As in Leland's framework, default occurs if V(t) crosses the barrier LD, or, alternatively, if V(T)<D. The value of the company's equity S and its debt δ are computed by solving pricing problems for the corresponding barrier options. Due to the possibility of the company's value jumping down, CDSs for short maturities are significant. The key drawback of Zhou's model is its computational complexity. Also, its treatment of the recovery is somewhat ad hoc. It is very well known that barrier pricing problems for jump diffusions are very complicated. Zhou solves them via a Monte Carlo (MC) method. While MC methods are versatile, they are inaccurate and slow. Zhou's jump-diffusion model can match the size of credit spreads on corporate bonds and can generate various shapes of yield spread curves and marginal default rate curves, including upward-sloping, downward-sloping, at, and hump-shaped, even if the company is currently in good financial standing. The Zhou model also links recovery rates to company value at default in a natural way so that variation in recovery rates is endogenously generated in the model
Despite the improvements to the Merton's model offered by Leland and then Zhou, significant challenges relating to accuracy and operability exist with today's credit risk models. The present inventors believe that even with the Leland and Zhou improvements, the likelihood and timing of default is not accurately modeled. Further, many implementations of the various models are very difficult to program and execute on a computer.
Commercially available credit risk models exist which attempt to compensate for some of the deficiencies of described above.

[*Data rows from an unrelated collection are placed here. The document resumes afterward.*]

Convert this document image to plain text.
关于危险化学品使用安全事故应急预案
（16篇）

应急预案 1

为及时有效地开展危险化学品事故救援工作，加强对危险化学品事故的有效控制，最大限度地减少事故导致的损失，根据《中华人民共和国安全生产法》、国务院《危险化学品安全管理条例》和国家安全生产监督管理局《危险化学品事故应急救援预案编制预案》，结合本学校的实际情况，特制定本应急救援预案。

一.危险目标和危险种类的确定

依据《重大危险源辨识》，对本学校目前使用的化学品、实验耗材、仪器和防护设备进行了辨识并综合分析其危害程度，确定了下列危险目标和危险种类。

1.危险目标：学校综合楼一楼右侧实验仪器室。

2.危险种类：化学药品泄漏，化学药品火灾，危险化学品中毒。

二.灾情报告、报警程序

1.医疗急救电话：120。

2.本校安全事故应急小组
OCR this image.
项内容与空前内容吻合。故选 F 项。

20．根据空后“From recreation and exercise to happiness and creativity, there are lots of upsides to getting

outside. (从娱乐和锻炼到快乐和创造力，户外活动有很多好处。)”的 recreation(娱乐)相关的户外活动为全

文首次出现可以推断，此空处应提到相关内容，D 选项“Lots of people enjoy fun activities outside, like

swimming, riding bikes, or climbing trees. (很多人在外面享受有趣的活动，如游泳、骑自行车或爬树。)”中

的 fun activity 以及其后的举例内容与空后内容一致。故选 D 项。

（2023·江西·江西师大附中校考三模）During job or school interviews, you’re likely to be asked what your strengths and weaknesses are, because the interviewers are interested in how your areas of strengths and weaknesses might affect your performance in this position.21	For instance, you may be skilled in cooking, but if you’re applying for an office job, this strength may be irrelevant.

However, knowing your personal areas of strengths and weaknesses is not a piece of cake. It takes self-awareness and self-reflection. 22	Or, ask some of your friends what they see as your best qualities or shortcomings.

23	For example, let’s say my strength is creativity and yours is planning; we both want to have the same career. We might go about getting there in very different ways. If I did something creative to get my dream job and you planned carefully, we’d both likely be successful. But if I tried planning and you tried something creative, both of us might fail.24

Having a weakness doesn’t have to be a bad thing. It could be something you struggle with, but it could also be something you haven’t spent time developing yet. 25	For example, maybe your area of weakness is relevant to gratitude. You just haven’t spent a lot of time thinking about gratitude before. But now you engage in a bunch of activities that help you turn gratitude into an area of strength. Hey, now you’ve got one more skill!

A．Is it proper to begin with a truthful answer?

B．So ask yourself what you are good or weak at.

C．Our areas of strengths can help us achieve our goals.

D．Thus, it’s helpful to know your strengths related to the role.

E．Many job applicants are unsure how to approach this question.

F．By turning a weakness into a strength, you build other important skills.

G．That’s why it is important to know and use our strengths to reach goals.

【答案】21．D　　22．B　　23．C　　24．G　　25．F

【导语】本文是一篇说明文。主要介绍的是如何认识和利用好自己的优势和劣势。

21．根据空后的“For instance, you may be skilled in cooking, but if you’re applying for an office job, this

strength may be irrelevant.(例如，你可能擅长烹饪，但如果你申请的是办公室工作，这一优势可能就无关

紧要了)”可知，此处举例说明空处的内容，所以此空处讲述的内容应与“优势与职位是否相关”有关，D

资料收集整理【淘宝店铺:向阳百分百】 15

The credit underlying securities pricing model, CUSP®, available from Credit Suisse First Boston™, is another commercially available credit risk model. CUSP® is an analytical model that relates an issuer's capital structure, stock price and the option implied volatility of its shares to credit risk. CUSP® provides systematic monitoring of credit risk from forward-looking, market-based measures (One Standard Deviation Spread Widening Risk (SWR)) and relative value tracking which incorporates both risk and return (Probability Weighted Return (PWR)). For further publicly available information, the reader is directed to the Internet website website www.csfb.com/institutional/research/cusp.shtml.
While useful for estimating credit risks, the present inventors believe that the currently available algorithms and commercial models of the type described above still include inaccuracies in modeling both the random walks and the larger jumps experienced in the marketplace, as noted above. The more accurately such processes can be modeled, the higher the validity of a credit risk analysis tool. Not only is it desirable to accurately model such activities, but also the model itself must be able to be implemented, for example in a spreadsheet or other computer program, so as to practically operable.